The main function of pushchairs is mobility and transport. They accompany caregivers and patients in everyday life, making it easier to move around. In addition to this basic function, they should have certain characteristics. Despite appearances, the patient very often spends a large part of the day there. For this reason, in addition to the driving characteristics, weight, ease of folding and appearance, special attention should be paid to the body positioning system in which the assistive puschair is equipped.

 

What for and for whom assistive pushchairs are dedicated

It is the widest product group due to the large variety of designs, from umbrella pushchairs, through active and semi-active pushchairs, to fully stabilized pushchairs.

On the one hand, the multitude of types of assistive puschairs will correspond to the multitude of diseases of the patients who will use them, on the other hand, some features are common to all prams. One such feature is the depth of the pushchair. In all trolleys, we strive to ensure that the patient's thigh is as well supported as possible while at the same time correctly positioning the pelvis. As a result, the seat cannot be too short (no thigh support) or too long (pelvic tilt). The second feature, indispensable in the case of assistive pushchairs, is to maintain the linearity and symmetry of our body, and thus to select the height and angle of the backrest of the stroller and the footrest in relation to the seat in order to maintain the therapeutic effects obtained during physiotherapy.

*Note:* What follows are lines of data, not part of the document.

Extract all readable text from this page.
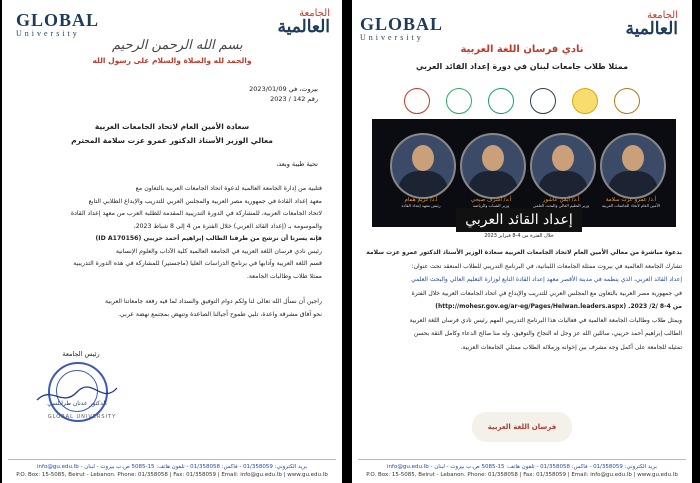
GLOBAL
University
الجامعة
العالمية
بسم الله الرحمن الرحيم
والحمد لله والصلاة والسلام على رسول الله
بيروت، في 2023/01/09
رقم 142 / 2023
سعادة الأمين العام لاتحاد الجامعات العربية
معالي الوزير الأستاذ الدكتور عمرو عزت سلامة المحترم
تحية طيبة وبعد،
فتلبية من إدارة الجامعة العالمية لدعوة اتحاد الجامعات العربية بالتعاون مع
معهد إعداد القادة في جمهورية مصر العربية والمجلس العربي للتدريب والإبداع الطلابي التابع
لاتحاد الجامعات العربية، للمشاركة في الدورة التدريبية المقدمة للطلبة العرب من معهد إعداد القادة
والموسومة بـ (إعداد القائد العربي) خلال الفترة من 4 إلى 8 شباط 2023،
فإنه يسرنا أن نرشح من طرفنا الطالب إبراهيم أحمد حريبي (ID A170156)
رئيس نادي فرسان اللغة العربية في الجامعة العالمية كلية الآداب والعلوم الإنسانية
قسم اللغة العربية وآدابها في برنامج الدراسات العليا (ماجستير) للمشاركة في هذه الدورة التدريبية
ممثلا طلاب وطالبات الجامعة.
راجين أن نسأل الله تعالى لنا ولكم دوام التوفيق والسداد لما فيه رفعة جامعاتنا العربية
نحو آفاق مشرقة واعدة، تلبي طموح أجيالنا الصاعدة وتنهض بمجتمع نهضة عربي.
رئيس الجامعة
الدكتور عدنان طرابلسي
GLOBAL UNIVERSITY
info@gu.edu.lb - بريد الكتروني: 01/358059 - فاكس: 01/358058 - تلفون هاتف: 15-5085 ص.ب بيروت - لبنان
P.O. Box: 15-5085, Beirut - Lebanon. Phone: 01/358058 | Fax: 01/358059 | Email: info@gu.edu.lb | www.gu.edu.lb
GLOBAL
University
الجامعة
العالمية
نادي فرسان اللغة العربية
ممثلا طلاب جامعات لبنان في دورة إعداد القائد العربي
أ.د/ كريم همام
رئيس معهد إعداد القادة
أ.د/ أشرف صبحي
وزير الشباب والرياضة
أ.د/ أيمن عاشور
وزير التعليم العالي والبحث العلمي
أ.د/ عمرو عزت سلامة
الأمين العام لاتحاد الجامعات العربية
إعداد القائد العربي
خلال الفترة من 4-8 فبراير 2023
بدعوة مباشرة من معالي الأمين العام لاتحاد الجامعات العربية سعادة الوزير الأستاذ الدكتور عمرو عزت سلامة
تشارك الجامعة العالمية في بيروت ممثلة الجامعات اللبنانية، في البرنامج التدريبي للطلاب المنعقد تحت عنوان:
إعداد القائد العربي، الذي ينظمه في مدينة الأقصر معهد إعداد القادة التابع لوزارة التعليم العالي والبحث العلمي
في جمهورية مصر العربية بالتعاون مع المجلس العربي للتدريب والإبداع في اتحاد الجامعات العربية خلال الفترة
من 4-8 /2/ 2023. (http://mohesr.gov.eg/ar-eg/Pages/Helwan.leaders.aspx)
ويمثل طلاب وطالبات الجامعة العالمية في فعاليات هذا البرنامج التدريبي المهم رئيس نادي فرسان اللغة العربية
الطالب إبراهيم أحمد حريبي، سائلين الله عز وجل له النجاح والتوفيق، وله منا صالح الدعاء وكامل الثقة بحسن
تمثيله للجامعة على أكمل وجه مشرف بين إخوانه وزملائه الطلاب ممثلي الجامعات العربية.
فرسان اللغة العربية
info@gu.edu.lb - بريد الكتروني: 01/358059 - فاكس: 01/358058 - تلفون هاتف: 15-5085 ص.ب بيروت - لبنان
P.O. Box: 15-5085, Beirut - Lebanon. Phone: 01/358058 | Fax: 01/358059 | Email: info@gu.edu.lb | www.gu.edu.lb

Proper positioning in a assistive pushchair should include:

  • Keep the head and torso in the frontal plane so that the back of the head and back are in line.
  • Stabilization of the head and shoulders, which affects: eyesight fixation, the ability to make eye contact, shaping the ability to concentrate attention, improving the control of the speech apparatus. Shoulders should be slightly protected.
  • Extending the torso, secured with appropriate side supports, preventing the loss of a stable position.
  • The backrest is positioned at an angle of approx. 90 degrees to the seat plane with the additional possibility of adjusting the backrest in order to maintain a neutral position of the shoulder girdle, head and hip bend.
  • Pelvis stabilized so that the sacrum touches the back of the backrest to avoid pelvic retrograde tilt.
  • Adapted seat depth to safely support your thighs and keep the hip and knee joints at an angle of approx. 90 degrees.
  • Separation of the lower limbs with an abduction wedge or abduction belts (recommended) if there is an adductive tendency.
  • Feet resting flat on the footrest, with the possibility of comfortable pinning them in line with the knee joints.
  • Adjustable footrest height so that the thigh rests along the entire length of the seat, and the feet are at appropriate distances from each other parallel to the thighs.
  • Additionally, an important issue for maintaining the comfort of safety and the development of cognitive functions is the ability to change the child's direction of travel (forward or backward facing)

 

Assistive pushchairs - for whom?

Assistive pushchairs are most often used in the following diseases: cerebral palsy, muscular dystrophies, paralysis of various origins, spinal bifurcation, meningeal hernias, conditions after spinal injuries, conditions after craniocerebral injuries, conditions after strokes, posture defects, in particular spinal scoliosis.